Assinar

Manuel Armando

Padre

“Cada cavadela, cada minhoca”

É um dito mais ou menos popular e entra muitas vezes no meu íntimo porquanto me faz reviver outros tempos em que o ouvi com alguma frequência para meu aborrecimento e, sobremaneira, para minha vergonha.

Explico-me. Tal expressão era repetida frequentemente por um meu professor, por sinal bem competente na matéria que ministrava e sem papas na língua, isto é, dizia frontalmente a nós, alunos, o que achava conveniente no momento para nos chamar à atenção sobre a necessidade de mais estudo, concentração, juizinho e tudo quanto pudesse prender-se com o nosso crescimento pessoal moral, cultural, psíquico, anímico. Entretanto, ríamo-nos um pouco disso, mas estamos gratos porque sempre nos ajudou a ter outras atitudes eficientes e produtivas para basear na honestidade o caminho que desejávamos fazer.

Então, quando as nossas respostas, escritas ou faladas, durante as aulas, mostravam o nosso pouco ou nenhum empenho na preparação das mesmas e saíam verdadeiras burrices, logo o dito professor se nos dirigia com “cada cavadela, cada minhoca”, que significava a necessidade de mudarmos o comportamento académico ou aquele lugar não servia para nós. Precisávamos, portanto, de estudar a sério para enfrentar a vida com saber e prudência e não seria muito difícil perceber que, se não preparássemos as lições, o chumbo caía, ridículo, certeiro e mortal. Por conseguinte, nada de aventuras aéreas e mal precatadas.

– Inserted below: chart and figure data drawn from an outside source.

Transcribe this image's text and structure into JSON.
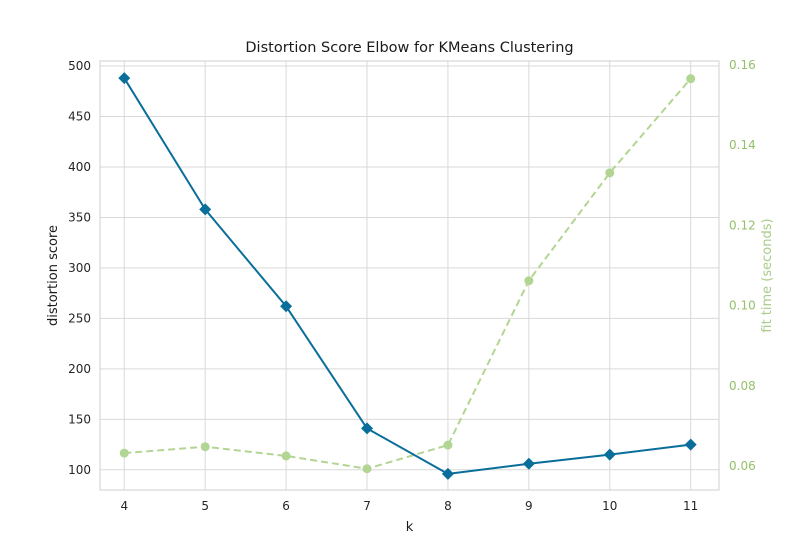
{
  "chart_data": {
    "type": "line",
    "title": "Distortion Score Elbow for KMeans Clustering",
    "xlabel": "k",
    "ylabel": "distortion score",
    "y2label": "fit time (seconds)",
    "x": [
      4,
      5,
      6,
      7,
      8,
      9,
      10,
      11
    ],
    "xlim": [
      3.7,
      11.35
    ],
    "ylim": [
      80,
      505
    ],
    "y2lim": [
      0.054,
      0.161
    ],
    "xticks": [
      4,
      5,
      6,
      7,
      8,
      9,
      10,
      11
    ],
    "yticks": [
      100,
      150,
      200,
      250,
      300,
      350,
      400,
      450,
      500
    ],
    "y2ticks": [
      0.06,
      0.08,
      0.1,
      0.12,
      0.14,
      0.16
    ],
    "y2tick_labels": [
      "0.06",
      "0.08",
      "0.10",
      "0.12",
      "0.14",
      "0.16"
    ],
    "grid": true,
    "series": [
      {
        "axis": "left",
        "values": [
          488,
          358,
          262,
          141,
          96,
          106,
          115,
          125
        ],
        "color": "#0a6e9b",
        "marker": "diamond",
        "style": "solid"
      },
      {
        "axis": "right",
        "values": [
          0.0632,
          0.0648,
          0.0625,
          0.0593,
          0.0652,
          0.1062,
          0.1331,
          0.1566
        ],
        "color": "#b3d594",
        "marker": "circle",
        "style": "dashed"
      }
    ]
  }
}
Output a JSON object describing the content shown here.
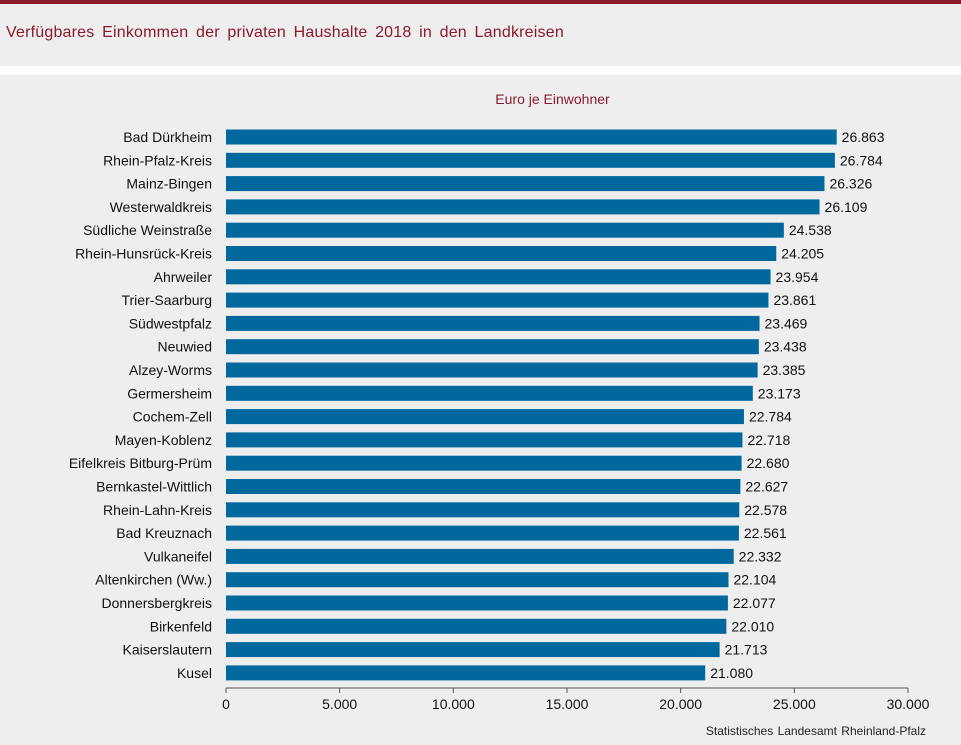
{
  "header": {
    "title": "Verfügbares Einkommen der privaten Haushalte 2018 in den Landkreisen"
  },
  "source": "Statistisches Landesamt Rheinland-Pfalz",
  "colors": {
    "accent": "#8b1a2b",
    "bar": "#00689d",
    "background": "#eeeeee"
  },
  "chart_data": {
    "type": "bar",
    "orientation": "horizontal",
    "title": "Euro je Einwohner",
    "xlabel": "",
    "ylabel": "",
    "xlim": [
      0,
      30000
    ],
    "xticks": [
      0,
      5000,
      10000,
      15000,
      20000,
      25000,
      30000
    ],
    "xtick_labels": [
      "0",
      "5.000",
      "10.000",
      "15.000",
      "20.000",
      "25.000",
      "30.000"
    ],
    "grid": false,
    "categories": [
      "Bad Dürkheim",
      "Rhein-Pfalz-Kreis",
      "Mainz-Bingen",
      "Westerwaldkreis",
      "Südliche Weinstraße",
      "Rhein-Hunsrück-Kreis",
      "Ahrweiler",
      "Trier-Saarburg",
      "Südwestpfalz",
      "Neuwied",
      "Alzey-Worms",
      "Germersheim",
      "Cochem-Zell",
      "Mayen-Koblenz",
      "Eifelkreis Bitburg-Prüm",
      "Bernkastel-Wittlich",
      "Rhein-Lahn-Kreis",
      "Bad Kreuznach",
      "Vulkaneifel",
      "Altenkirchen (Ww.)",
      "Donnersbergkreis",
      "Birkenfeld",
      "Kaiserslautern",
      "Kusel"
    ],
    "values": [
      26863,
      26784,
      26326,
      26109,
      24538,
      24205,
      23954,
      23861,
      23469,
      23438,
      23385,
      23173,
      22784,
      22718,
      22680,
      22627,
      22578,
      22561,
      22332,
      22104,
      22077,
      22010,
      21713,
      21080
    ],
    "value_labels": [
      "26.863",
      "26.784",
      "26.326",
      "26.109",
      "24.538",
      "24.205",
      "23.954",
      "23.861",
      "23.469",
      "23.438",
      "23.385",
      "23.173",
      "22.784",
      "22.718",
      "22.680",
      "22.627",
      "22.578",
      "22.561",
      "22.332",
      "22.104",
      "22.077",
      "22.010",
      "21.713",
      "21.080"
    ]
  }
}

Daí que, certamente, cada um de nós procurará, no presente, acertar os passos da vida ou trabalho e sociabilidade para não desabarmos no destempero de não atinarmos com as posições assumidas, diante de uma sociedade atenta, crítica e acerba que dá logo parecer desfavorável diante de quaisquer propostas, tornadas realidade e dirigidas ao uso ou vida de todos.

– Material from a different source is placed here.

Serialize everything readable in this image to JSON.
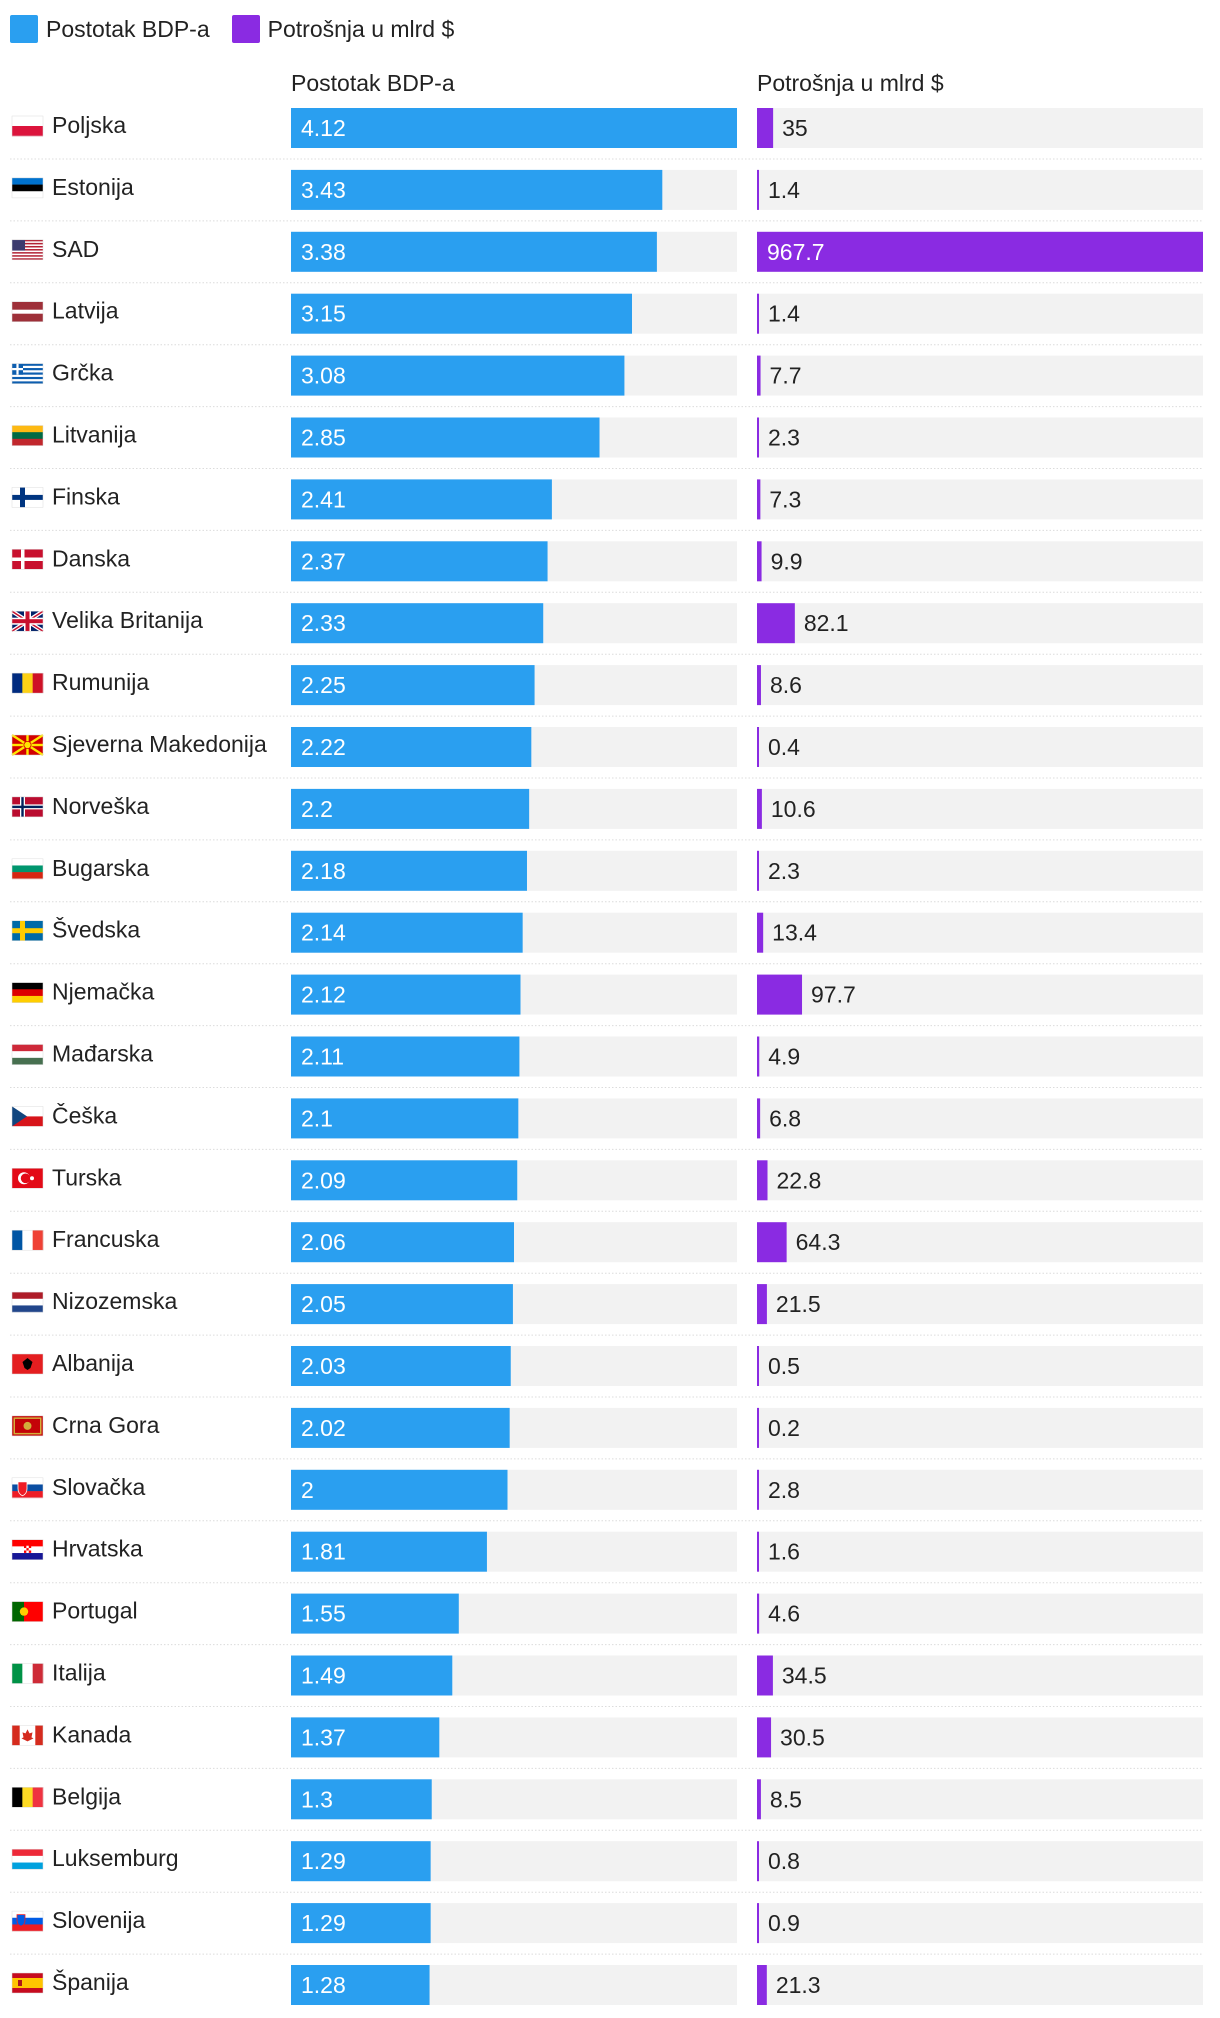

Os erros, é certo, são um apêndice natural da pessoa humana, como ainda dos grupos organizados que até trabalham em prol do bem colectivo – ou deviam trabalhar. Mesmo atendendo a isso, no que diz respeito a determinadas tarefas, nem todos os indivíduos poderão estar habilitados, por variadíssimas razões sérias. Podem desconhecer o sector para onde são chamadas ou se candidatam e, a acontecer, deveriam, de imediato e com hombridade, dizer não ao lugar. Porque as incumbências sugeridas são importantes, exige-se aos candidatos analisarem os seus comportamentos anteriores pois é possível que surjam antecedentes que não se coadunem com o que vão passar a desempenhar. Aqui, a consciência séria e tranquila tem um papel fundamental. Pois, na verdade, lá diz o Evangelho – para quem o segue e nele acredita – «Quem é fiel no pouco também é fiel no muito; e quem é infiel no pouco também é infiel no muito. Se, pois, não fostes fiéis no que toca ao dinheiro desonesto, quem vos há-de confiar o verdadeiro bem? E, se não fostes fiéis no alheio, quem vos dará o que é vosso»? (Lc.16/10-12).

Ora, ninguém irá ousar, supomos e alvitramos, desempenhar algo de importante na sociedade, se sabe que tem o “rabo trilhado” em falcatruas, desfalques, contrabandos, poderes de influência, negociatas obscuras, compadrio, quer dizer, e resumindo, quem se abriga debaixo de telhados de vidro reluzente, mas frágil.

Há olhos sempre atentos de gente que conhece bem os esconderijos e os meandros mais recônditos desta sociedade ladina e felina.

E quem, conhecendo, admite quaisquer destas circunstâncias negativas é conivente e também não está apto a gerir nada, até, e sobretudo, um Governo seja de qual for o país.

Confrangem as notícias esclarecedoras, em todos os dias. Logo que acordamos, deparamos com as novidades sobre alguém das altas esferas de ministérios, secretariados, administrações, autarquias e sei lá quantos outros furos a atropelarem-se por ocupar cadeiras muito afins àquelas em que, anteriormente, chafurdaram num misto de podridão e desaforo.

Convenhamos, como conclusão pensada, que o dinheiro gasto em indemnizações forçadas vai escassear nas famílias e isso causa fome, injustiça, desagrado e, quiçá, revolta.

Por esse motivo nunca nada nos obrigará a parar na rua e aclamar quem, presidindo ou segurando os estandartes, integra a procissão.

Razão bastante e suficiente assistia o meu professor de Latim para nos acautelar sobre as nossas teimosias bacocas e asnices, envergonhando-nos com “cada cavadela, cada minhoca”.